With each new Morris report, McDowell continued the same pattern, welcoming the report and its recommendations, and announcing relevant reforms. There was to be a new Garda disciplinary code, new protocols on the handling of confidential informants (now rebranded in management-speak as Covert Human Intelligence Sources), video and audio recording of all interviews in garda stations as a matter of course, new training in improved interrogation techniques, and an overhaul of the ways in which confidential intelligence reports were assessed and managed.
In May 2007, the voters decided they preferred John Gormley to Michael McDowell, and the Greens replaced the Progressive Democrats as Fianna Fáil’s coalition partners. The late Brian Lenihan took over the Justice portfolio, and it was on his desk that as the sixth Morris report landed in April 2008, detailing the treatment (and mistreatment) of ten people in garda custody during the investigation into the hit and run death of cattle dealer Richie Barron, wrongly believed by Gardai to be a murder case.
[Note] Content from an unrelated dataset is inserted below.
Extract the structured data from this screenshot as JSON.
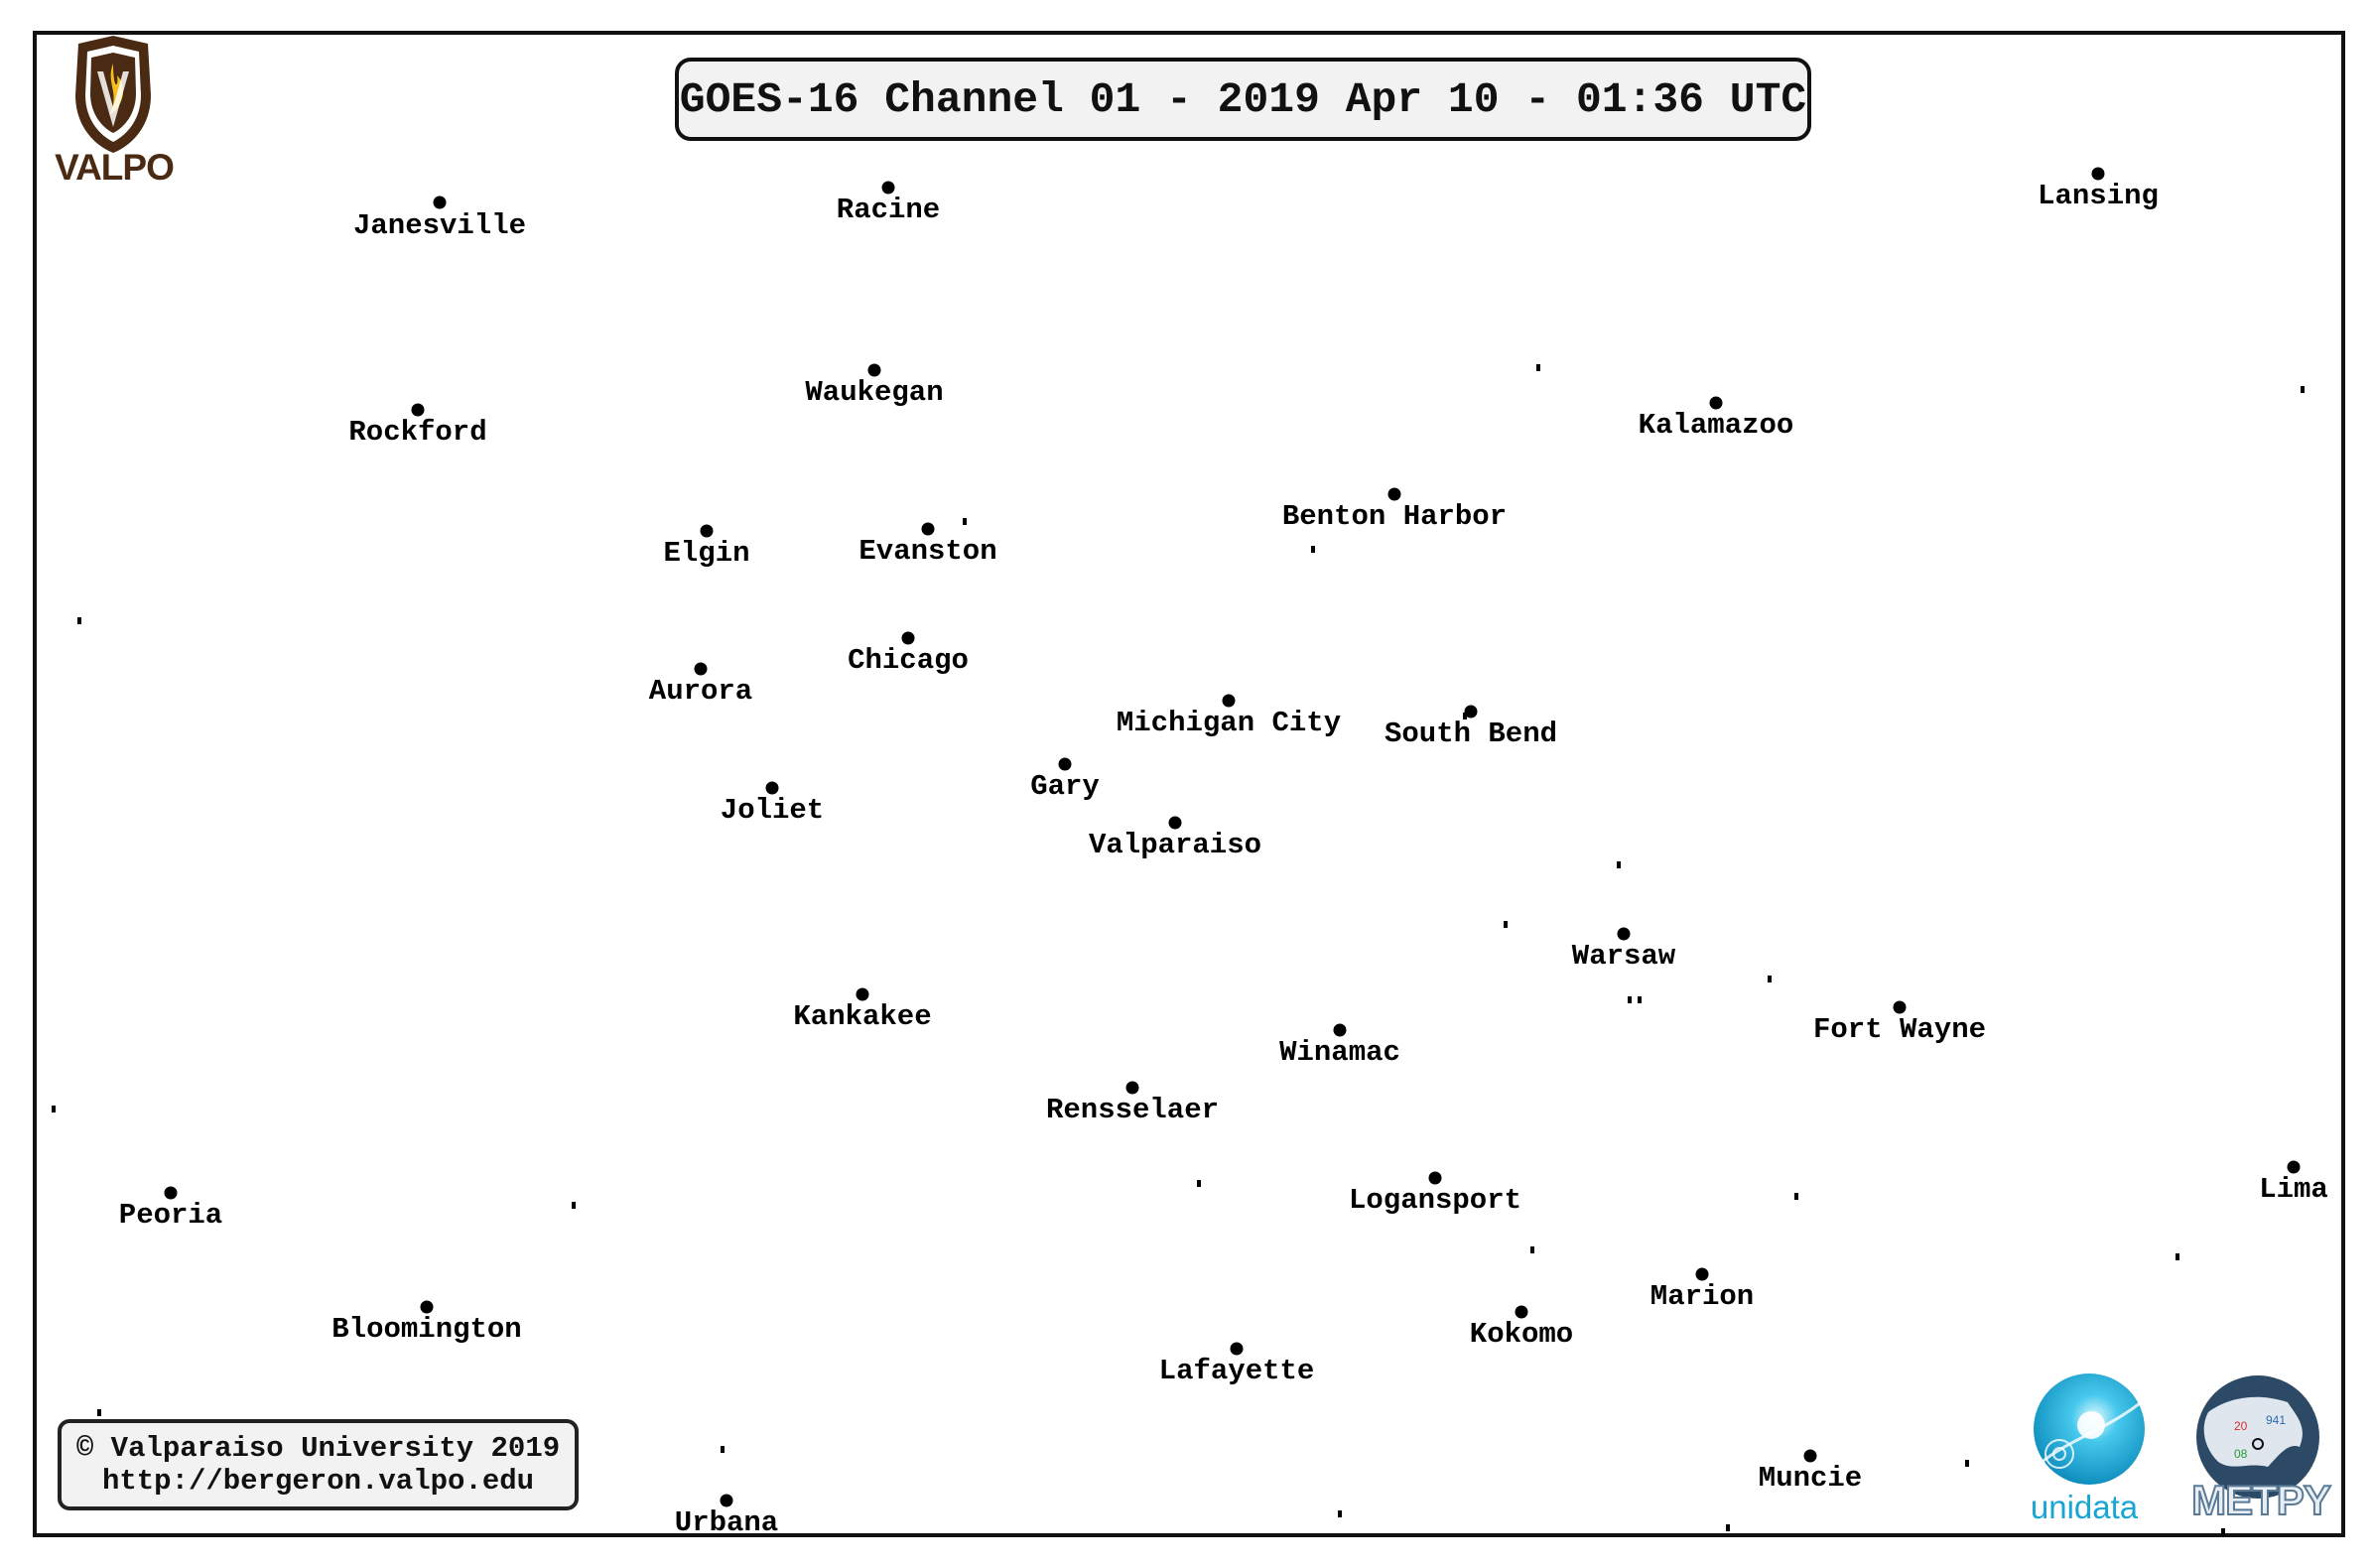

Lenihan chose to publish the three-volume report on the same day Brian Cowen was elected taoiseach, effectively burying it. The minister claimed he had no choice in the timing, as he was legally obliged to publish it within fourteen days of receiving it. Opposition TDs disagreed.
“Minister Lenihan received a copy of the report from the tribunal on April 24 and could have published its findings at any stage of the last two weeks,” Fine Gael justice spokesman Charlie Flanagan said. “But it looks like Minister Lenihan and his Government were deliberately trying to bury the findings of this report.”
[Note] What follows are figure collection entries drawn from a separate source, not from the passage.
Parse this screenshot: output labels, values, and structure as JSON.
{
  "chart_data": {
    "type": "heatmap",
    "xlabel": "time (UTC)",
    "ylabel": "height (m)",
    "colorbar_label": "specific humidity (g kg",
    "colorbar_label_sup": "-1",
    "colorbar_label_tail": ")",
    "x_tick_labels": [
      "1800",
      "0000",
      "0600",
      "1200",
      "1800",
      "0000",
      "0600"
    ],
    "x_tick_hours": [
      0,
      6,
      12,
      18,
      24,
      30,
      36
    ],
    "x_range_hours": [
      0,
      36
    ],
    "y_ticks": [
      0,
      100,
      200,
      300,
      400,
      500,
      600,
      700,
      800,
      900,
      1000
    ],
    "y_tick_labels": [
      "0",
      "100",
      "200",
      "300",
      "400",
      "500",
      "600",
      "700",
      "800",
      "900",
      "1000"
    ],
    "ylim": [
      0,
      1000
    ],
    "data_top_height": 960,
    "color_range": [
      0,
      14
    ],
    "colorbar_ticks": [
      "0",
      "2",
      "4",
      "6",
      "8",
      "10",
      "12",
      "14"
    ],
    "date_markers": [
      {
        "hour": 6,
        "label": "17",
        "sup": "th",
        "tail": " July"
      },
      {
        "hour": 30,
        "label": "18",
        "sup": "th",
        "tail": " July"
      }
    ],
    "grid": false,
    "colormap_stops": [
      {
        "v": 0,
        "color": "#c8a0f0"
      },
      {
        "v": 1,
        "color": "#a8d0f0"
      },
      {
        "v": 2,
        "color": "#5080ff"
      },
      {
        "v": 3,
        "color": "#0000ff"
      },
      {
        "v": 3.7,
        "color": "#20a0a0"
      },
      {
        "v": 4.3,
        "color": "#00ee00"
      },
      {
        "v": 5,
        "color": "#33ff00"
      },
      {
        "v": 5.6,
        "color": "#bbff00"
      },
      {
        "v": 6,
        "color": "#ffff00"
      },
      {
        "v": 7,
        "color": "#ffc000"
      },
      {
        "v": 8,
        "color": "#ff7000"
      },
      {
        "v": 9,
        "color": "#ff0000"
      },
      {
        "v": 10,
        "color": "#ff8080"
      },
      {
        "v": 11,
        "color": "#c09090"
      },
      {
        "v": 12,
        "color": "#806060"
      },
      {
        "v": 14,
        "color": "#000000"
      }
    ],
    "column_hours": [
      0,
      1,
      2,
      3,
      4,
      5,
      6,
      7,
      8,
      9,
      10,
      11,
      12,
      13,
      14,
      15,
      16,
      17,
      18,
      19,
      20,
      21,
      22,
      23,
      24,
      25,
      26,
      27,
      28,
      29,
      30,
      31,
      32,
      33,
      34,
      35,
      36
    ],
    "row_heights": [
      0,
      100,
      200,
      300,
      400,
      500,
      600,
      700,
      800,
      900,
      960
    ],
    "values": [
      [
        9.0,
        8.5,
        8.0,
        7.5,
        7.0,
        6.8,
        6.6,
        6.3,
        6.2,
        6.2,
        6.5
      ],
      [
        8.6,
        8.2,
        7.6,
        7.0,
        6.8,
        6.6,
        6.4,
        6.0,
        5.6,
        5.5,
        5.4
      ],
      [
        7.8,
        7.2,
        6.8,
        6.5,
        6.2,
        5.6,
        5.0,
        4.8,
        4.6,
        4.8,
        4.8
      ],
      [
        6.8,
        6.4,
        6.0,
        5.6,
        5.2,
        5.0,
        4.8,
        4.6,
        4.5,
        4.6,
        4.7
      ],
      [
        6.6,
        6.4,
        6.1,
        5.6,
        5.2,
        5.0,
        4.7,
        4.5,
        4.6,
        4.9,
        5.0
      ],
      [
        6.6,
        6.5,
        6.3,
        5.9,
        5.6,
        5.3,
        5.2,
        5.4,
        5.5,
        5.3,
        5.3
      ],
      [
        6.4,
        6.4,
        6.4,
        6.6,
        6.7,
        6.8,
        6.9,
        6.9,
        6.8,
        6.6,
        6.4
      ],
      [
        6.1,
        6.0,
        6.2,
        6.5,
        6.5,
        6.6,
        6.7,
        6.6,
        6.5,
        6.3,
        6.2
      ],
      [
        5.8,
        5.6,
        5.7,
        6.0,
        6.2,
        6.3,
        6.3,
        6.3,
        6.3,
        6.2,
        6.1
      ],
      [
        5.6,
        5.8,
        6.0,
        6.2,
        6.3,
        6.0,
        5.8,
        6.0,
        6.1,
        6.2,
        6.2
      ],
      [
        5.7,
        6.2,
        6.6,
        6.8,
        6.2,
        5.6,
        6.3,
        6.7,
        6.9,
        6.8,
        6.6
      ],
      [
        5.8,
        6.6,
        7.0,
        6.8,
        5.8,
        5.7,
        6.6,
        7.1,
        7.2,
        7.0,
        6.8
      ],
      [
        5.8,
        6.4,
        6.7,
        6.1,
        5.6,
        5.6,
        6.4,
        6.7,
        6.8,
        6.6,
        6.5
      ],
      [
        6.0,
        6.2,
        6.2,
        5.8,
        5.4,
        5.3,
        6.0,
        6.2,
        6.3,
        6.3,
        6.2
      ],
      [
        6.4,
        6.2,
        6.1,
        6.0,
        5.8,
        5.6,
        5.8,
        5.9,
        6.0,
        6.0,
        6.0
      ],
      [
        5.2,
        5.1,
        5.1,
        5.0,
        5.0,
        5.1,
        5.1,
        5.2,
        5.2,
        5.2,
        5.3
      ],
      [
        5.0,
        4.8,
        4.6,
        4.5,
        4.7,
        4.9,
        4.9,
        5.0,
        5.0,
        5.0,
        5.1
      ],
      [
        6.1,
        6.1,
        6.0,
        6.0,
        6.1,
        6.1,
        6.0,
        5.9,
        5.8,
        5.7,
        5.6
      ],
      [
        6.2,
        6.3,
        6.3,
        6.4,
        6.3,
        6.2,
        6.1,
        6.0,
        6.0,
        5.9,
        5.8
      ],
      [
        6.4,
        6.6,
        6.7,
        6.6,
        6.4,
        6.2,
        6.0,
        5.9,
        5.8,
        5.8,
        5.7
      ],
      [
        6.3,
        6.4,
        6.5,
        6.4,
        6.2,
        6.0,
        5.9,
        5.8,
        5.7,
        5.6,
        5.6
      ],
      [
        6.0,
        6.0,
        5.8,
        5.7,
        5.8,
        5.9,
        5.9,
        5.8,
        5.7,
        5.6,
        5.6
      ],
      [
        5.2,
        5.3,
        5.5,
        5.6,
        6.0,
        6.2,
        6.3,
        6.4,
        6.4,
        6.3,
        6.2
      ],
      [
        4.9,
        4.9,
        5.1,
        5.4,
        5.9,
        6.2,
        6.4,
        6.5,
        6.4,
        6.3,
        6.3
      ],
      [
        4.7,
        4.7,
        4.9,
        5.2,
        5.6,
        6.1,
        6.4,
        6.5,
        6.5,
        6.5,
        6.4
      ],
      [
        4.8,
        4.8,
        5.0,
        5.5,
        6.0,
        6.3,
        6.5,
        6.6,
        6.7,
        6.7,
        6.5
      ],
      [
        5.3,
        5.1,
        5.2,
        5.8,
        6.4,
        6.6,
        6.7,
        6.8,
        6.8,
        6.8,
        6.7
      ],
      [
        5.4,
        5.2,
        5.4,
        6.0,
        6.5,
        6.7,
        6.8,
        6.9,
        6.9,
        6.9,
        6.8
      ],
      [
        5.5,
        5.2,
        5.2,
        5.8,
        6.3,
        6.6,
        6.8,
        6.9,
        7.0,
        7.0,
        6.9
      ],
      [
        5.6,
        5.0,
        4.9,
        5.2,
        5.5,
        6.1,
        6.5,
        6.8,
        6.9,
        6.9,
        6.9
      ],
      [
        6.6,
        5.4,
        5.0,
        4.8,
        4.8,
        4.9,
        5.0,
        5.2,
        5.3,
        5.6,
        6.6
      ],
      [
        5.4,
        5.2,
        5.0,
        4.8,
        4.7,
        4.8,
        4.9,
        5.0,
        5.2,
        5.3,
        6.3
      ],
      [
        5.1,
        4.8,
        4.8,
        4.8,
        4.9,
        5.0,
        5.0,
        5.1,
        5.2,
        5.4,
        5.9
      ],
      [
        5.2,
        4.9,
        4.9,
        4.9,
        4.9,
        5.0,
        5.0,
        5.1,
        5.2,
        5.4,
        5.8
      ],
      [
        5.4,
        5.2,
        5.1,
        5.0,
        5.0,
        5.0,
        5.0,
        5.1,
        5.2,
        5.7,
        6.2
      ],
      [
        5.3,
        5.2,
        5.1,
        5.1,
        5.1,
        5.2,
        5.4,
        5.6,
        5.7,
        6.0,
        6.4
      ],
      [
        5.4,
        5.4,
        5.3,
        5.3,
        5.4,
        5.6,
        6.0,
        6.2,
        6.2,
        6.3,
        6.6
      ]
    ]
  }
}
Meanwhile, Labour spokesman Pat Rabbitte called the timing “calculated and cynical”, and Sinn Féin spokesman Aengus Ó Snodaigh said the Government wanted to “bury” the report.
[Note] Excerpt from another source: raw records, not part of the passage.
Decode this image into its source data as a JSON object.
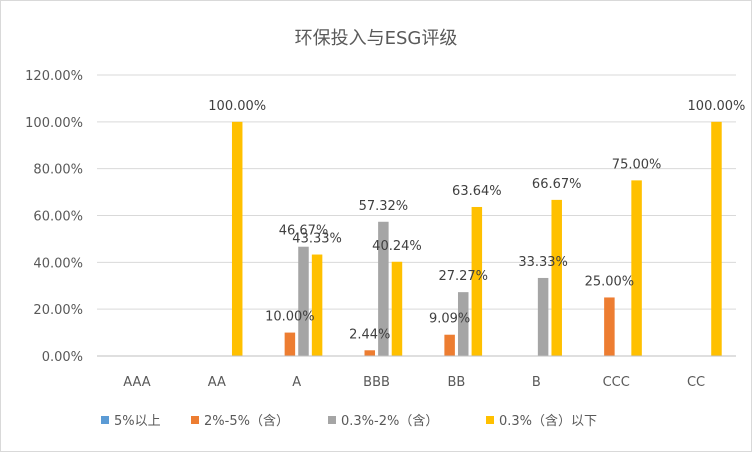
{
  "chart_data": {
    "type": "bar",
    "title": "环保投入与ESG评级",
    "categories": [
      "AAA",
      "AA",
      "A",
      "BBB",
      "BB",
      "B",
      "CCC",
      "CC"
    ],
    "ylim": [
      0,
      120
    ],
    "yticks": [
      0,
      20,
      40,
      60,
      80,
      100,
      120
    ],
    "ytick_labels": [
      "0.00%",
      "20.00%",
      "40.00%",
      "60.00%",
      "80.00%",
      "100.00%",
      "120.00%"
    ],
    "grid": true,
    "legend_position": "bottom",
    "series": [
      {
        "name": "5%以上",
        "color": "#5b9bd5",
        "values": [
          null,
          null,
          null,
          null,
          null,
          null,
          null,
          null
        ]
      },
      {
        "name": "2%-5%（含）",
        "color": "#ed7d31",
        "values": [
          null,
          null,
          10.0,
          2.44,
          9.09,
          null,
          25.0,
          null
        ]
      },
      {
        "name": "0.3%-2%（含）",
        "color": "#a5a5a5",
        "values": [
          null,
          null,
          46.67,
          57.32,
          27.27,
          33.33,
          null,
          null
        ]
      },
      {
        "name": "0.3%（含）以下",
        "color": "#ffc000",
        "values": [
          null,
          100.0,
          43.33,
          40.24,
          63.64,
          66.67,
          75.0,
          100.0
        ]
      }
    ],
    "data_labels": [
      [
        null,
        null,
        null,
        null,
        null,
        null,
        null,
        null
      ],
      [
        null,
        null,
        "10.00%",
        "2.44%",
        "9.09%",
        null,
        "25.00%",
        null
      ],
      [
        null,
        null,
        "46.67%",
        "57.32%",
        "27.27%",
        "33.33%",
        null,
        null
      ],
      [
        null,
        "100.00%",
        "43.33%",
        "40.24%",
        "63.64%",
        "66.67%",
        "75.00%",
        "100.00%"
      ]
    ]
  }
}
Cowen reshuffled his cabinet, moving Lenihan to Finance, and so the final reports were delivered to Dermot Ahern. The contrast with McDowell could not have been starker. Instead of a press conference, there was a emailed press release from the Department of Justice. The press release selectively highlighted critical comments by made by Justice Morris about Labour TD Brendan Howlin and Fine Gael MEP Jim Higgins, who had brought confidential information to the then Justice minister John O’Donoghue in June 2000. The press release, issued hours before the reports themselves, were pretty much the only thing journalists had to talk about in the first news bulletins and evening drivetime shows that day, and the selective emphasis in the first hours framed much of the public impression of the final reports. Whatever criticisms might be levelled at McDowell’s handling of garda reforms, there was a palpable sense after his departure of a foot being taken off the pedal, as reform slowed down. It could be argued that other issues took precedence in the following years, as the Celtic Tiger bubble burst, but whatever the reason, the force began to drift again.
In the closing days of the tribunal’s evidence, in late 2007, there were already whispers among journalists of a new Garda scandal brewing in the Cavan-Monaghan division, with the potential to be every bit as shocking as Donegal. The following year, as the last of the Morris reports were being published, an unassuming garda sergeant in Bailieboro garda station went to the confidential recipient with details of cases he believed had not been properly investigated in Co Cavan. The failures of Garda HQ and the department of Justice to deal with the subsequent events and their fallout, now being examined by Charleton, raises questions about how deeply embedded the reform ethos is within An Garda Síochána.